Years ago, I accompanied former Wyoming Congressman Teno Roncalio as we drove past Rawlins. From the interstate, we could see the original prison in the heart of the town. From the late 1800s until the 1970s it was Wyoming’s only prison.
Teno glanced at the aged facility and said, “They should open the doors and let ‘em all out.”
That might shock those who didn’t know Teno. He was a compassionate man who occasionally used hyperbole to make his point. He didn’t mean “all.” He knew some couldn’t be released as a matter of public safety. A former prosecutor, he also knew there were many who shouldn’t have been there at all and others who had served more than enough time to pay their debts to society.

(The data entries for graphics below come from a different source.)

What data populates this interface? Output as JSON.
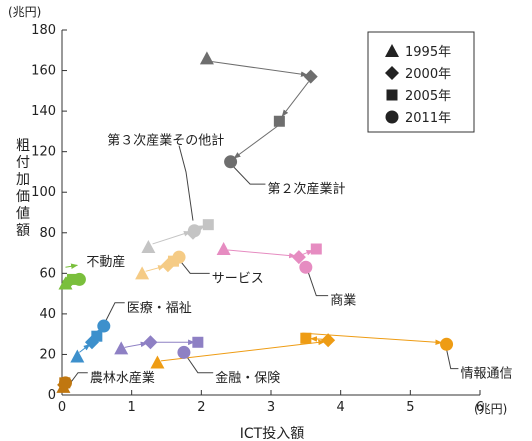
{
  "chart_data": {
    "type": "scatter",
    "title": "",
    "xlabel": "ICT投入額",
    "xunit": "(兆円)",
    "ylabel": "粗付加価値額",
    "yunit": "(兆円)",
    "xlim": [
      0,
      6
    ],
    "ylim": [
      0,
      180
    ],
    "xticks": [
      "0",
      "1",
      "2",
      "3",
      "4",
      "5",
      "6"
    ],
    "yticks": [
      "0",
      "20",
      "40",
      "60",
      "80",
      "100",
      "120",
      "140",
      "160",
      "180"
    ],
    "grid": false,
    "legend_position": "top-right",
    "years": [
      "1995年",
      "2000年",
      "2005年",
      "2011年"
    ],
    "markers": [
      "triangle",
      "diamond",
      "square",
      "circle"
    ],
    "series": [
      {
        "name": "第２次産業計",
        "color": "#6e6e6e",
        "x": [
          2.08,
          3.57,
          3.12,
          2.42
        ],
        "y": [
          166,
          157,
          135,
          115
        ]
      },
      {
        "name": "第３次産業その他計",
        "color": "#c4c4c4",
        "x": [
          1.24,
          1.88,
          2.1,
          1.9
        ],
        "y": [
          73,
          80,
          84,
          81
        ]
      },
      {
        "name": "サービス",
        "color": "#f5cb85",
        "x": [
          1.15,
          1.52,
          1.6,
          1.68
        ],
        "y": [
          60,
          64,
          66,
          68
        ]
      },
      {
        "name": "商業",
        "color": "#e68cc1",
        "x": [
          2.32,
          3.4,
          3.65,
          3.5
        ],
        "y": [
          72,
          68,
          72,
          63
        ]
      },
      {
        "name": "不動産",
        "color": "#7abf3c",
        "x": [
          0.05,
          0.1,
          0.15,
          0.25
        ],
        "y": [
          55,
          56,
          57,
          57
        ]
      },
      {
        "name": "医療・福祉",
        "color": "#3d90cc",
        "x": [
          0.22,
          0.43,
          0.5,
          0.6
        ],
        "y": [
          19,
          26,
          29,
          34
        ]
      },
      {
        "name": "情報通信",
        "color": "#ee9c14",
        "x": [
          1.37,
          3.82,
          3.5,
          5.52
        ],
        "y": [
          16,
          27,
          28,
          25
        ]
      },
      {
        "name": "金融・保険",
        "color": "#8e80c4",
        "x": [
          0.85,
          1.27,
          1.95,
          1.75
        ],
        "y": [
          23,
          26,
          26,
          21
        ]
      },
      {
        "name": "農林水産業",
        "color": "#c07710",
        "x": [
          0.02,
          0.03,
          0.04,
          0.05
        ],
        "y": [
          4,
          5,
          6,
          6
        ]
      }
    ],
    "arrows": [
      {
        "series": "第２次産業計",
        "from": [
          2.13,
          164.5
        ],
        "to": [
          3.52,
          157.8
        ]
      },
      {
        "series": "第２次産業計",
        "from": [
          3.54,
          154.5
        ],
        "to": [
          3.16,
          137.5
        ]
      },
      {
        "series": "第２次産業計",
        "from": [
          3.09,
          132.5
        ],
        "to": [
          2.47,
          116.8
        ]
      },
      {
        "series": "第３次産業その他計",
        "from": [
          1.3,
          74.5
        ],
        "to": [
          1.84,
          80.5
        ]
      },
      {
        "series": "第３次産業その他計",
        "from": [
          1.92,
          81.5
        ],
        "to": [
          2.05,
          83.5
        ]
      },
      {
        "series": "サービス",
        "from": [
          1.2,
          61
        ],
        "to": [
          1.47,
          63.5
        ]
      },
      {
        "series": "商業",
        "from": [
          2.38,
          71.5
        ],
        "to": [
          3.35,
          68.5
        ]
      },
      {
        "series": "商業",
        "from": [
          3.43,
          69
        ],
        "to": [
          3.6,
          71.3
        ]
      },
      {
        "series": "不動産",
        "from": [
          0.05,
          63
        ],
        "to": [
          0.22,
          64
        ]
      },
      {
        "series": "医療・福祉",
        "from": [
          0.25,
          21
        ],
        "to": [
          0.4,
          25
        ]
      },
      {
        "series": "医療・福祉",
        "from": [
          0.52,
          30.5
        ],
        "to": [
          0.58,
          33
        ]
      },
      {
        "series": "金融・保険",
        "from": [
          0.9,
          23.5
        ],
        "to": [
          1.22,
          25.5
        ]
      },
      {
        "series": "金融・保険",
        "from": [
          1.33,
          26
        ],
        "to": [
          1.9,
          26
        ]
      },
      {
        "series": "情報通信",
        "from": [
          1.42,
          16.8
        ],
        "to": [
          3.77,
          26.3
        ]
      },
      {
        "series": "情報通信",
        "from": [
          3.74,
          27.5
        ],
        "to": [
          3.57,
          27.8
        ]
      },
      {
        "series": "情報通信",
        "from": [
          3.45,
          30.5
        ],
        "to": [
          5.45,
          25.8
        ]
      }
    ],
    "labels": [
      {
        "series": "第２次産業計",
        "text": "第２次産業計",
        "at": [
          2.95,
          102
        ],
        "leader": [
          [
            2.45,
            113
          ],
          [
            2.7,
            104
          ],
          [
            2.92,
            104
          ]
        ]
      },
      {
        "series": "第３次産業その他計",
        "text": "第３次産業その他計",
        "at": [
          0.65,
          126
        ],
        "leader": [
          [
            1.68,
            123
          ],
          [
            1.78,
            110
          ],
          [
            1.88,
            86
          ]
        ]
      },
      {
        "series": "サービス",
        "text": "サービス",
        "at": [
          2.15,
          58
        ],
        "leader": [
          [
            1.7,
            66
          ],
          [
            1.84,
            60
          ],
          [
            2.12,
            60
          ]
        ]
      },
      {
        "series": "商業",
        "text": "商業",
        "at": [
          3.85,
          47
        ],
        "leader": [
          [
            3.53,
            61
          ],
          [
            3.65,
            49
          ],
          [
            3.82,
            49
          ]
        ]
      },
      {
        "series": "不動産",
        "text": "不動産",
        "at": [
          0.35,
          66
        ]
      },
      {
        "series": "医療・福祉",
        "text": "医療・福祉",
        "at": [
          0.93,
          43.5
        ],
        "leader": [
          [
            0.62,
            36
          ],
          [
            0.76,
            45.5
          ],
          [
            0.9,
            45.5
          ]
        ]
      },
      {
        "series": "情報通信",
        "text": "情報通信",
        "at": [
          5.72,
          11
        ],
        "leader": [
          [
            5.52,
            22.5
          ],
          [
            5.58,
            13
          ],
          [
            5.69,
            13
          ]
        ]
      },
      {
        "series": "金融・保険",
        "text": "金融・保険",
        "at": [
          2.2,
          9
        ],
        "leader": [
          [
            1.8,
            18.5
          ],
          [
            1.95,
            11
          ],
          [
            2.17,
            11
          ]
        ]
      },
      {
        "series": "農林水産業",
        "text": "農林水産業",
        "at": [
          0.4,
          9
        ],
        "leader": [
          [
            0.1,
            5
          ],
          [
            0.23,
            11
          ],
          [
            0.37,
            11
          ]
        ]
      }
    ]
  }
}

We learned during law school that prison sentences have four purposes; retribution, isolation, deterrence, and rehabilitation. In practice, it’s retribution that underlies too many sentencing decisions.
As a result, the U.S. has the world’s 2nd highest incarceration rate. Seychelles, an Indian Ocean island archipelago is first. Wyoming does more than its fair share to help the U.S. compete for the “incarceration-nation” trophy.
Prisons are extraordinarily expensive as Wyoming is learning from the debate over whether to build another at a cost that could exceed a quarter of a billion dollars. Maybe policymakers should ask themselves whether the people filling our prisons are there because we’re afraid of them or because we’re mad at them.
There are 2,116 men and 290 women imprisoned in Wyoming. Thirty percent are there, not because their original crime warranted prison sentences, but because they violated probation. Of those, 70 percent, languish in expensive prison cells because their probation breach involved using drugs or alcohol. That tells you that hundreds are incarcerated because the criminal justice system is mad at them for failing an alcohol or drug test.
Most of them could be supervised less expensively and more effectively with a much smaller investment in drug courts or by prioritizing them in the community mental health system, which Wyoming already funds to the tune of tens of millions of taxpayer dollars.
Of the 2,116 males in prison, a third are there for violent crimes. A slightly larger percentage is incarcerated for property and drug crimes. Among the 290 women in Wyoming’s prison, 44.5% are there for drug crimes, 26.6% for property crimes, and 19.3% for violent crimes.
There is another option, the one to which Teno alluded and President Barack Obama took. Wyoming should consider how many of the current inmates the taxpayers must continue to warehouse?
The former President reviewed the cases of thousands of federal inmates. He concluded that about 12% of them, including nine from Wyoming, could be safely released even though their full terms had not been served. He granted clemency to 1,715 inmates. Another 212 received pardons. For the most part, they were non-violent drug offenders. That totals 1,927 people for whom the taxpayers no longer pay to house.
Mr. Obama considered the pardons and commutations a recognition that the criminal justice system is broken and he felt he could, thereby, restore a sense of fairness. Governor Matt Mead should consider taking similar actions in order to restore some sense of fiscal responsibility as well as fairness to Wyoming’s justice system.
The Governor is, however, a former prosecutor. This would be hard for him to imagine. But sentencing is not a science and vengeance is expensive. There are some whose sentences were wildly disparate from the crime and others who received a fair sentence but their conduct has demonstrated rehabilitation.
Eliminating those imprisoned for violent crimes, the Governor should create a system designed to ferret out how many of the remaining 1,416 men and 234 women could be safely moved from costly prison cells and into the community. Then the legislature needs to fix the system so that those who are sent to prison are there because we are afraid of them and not because we are mad at them.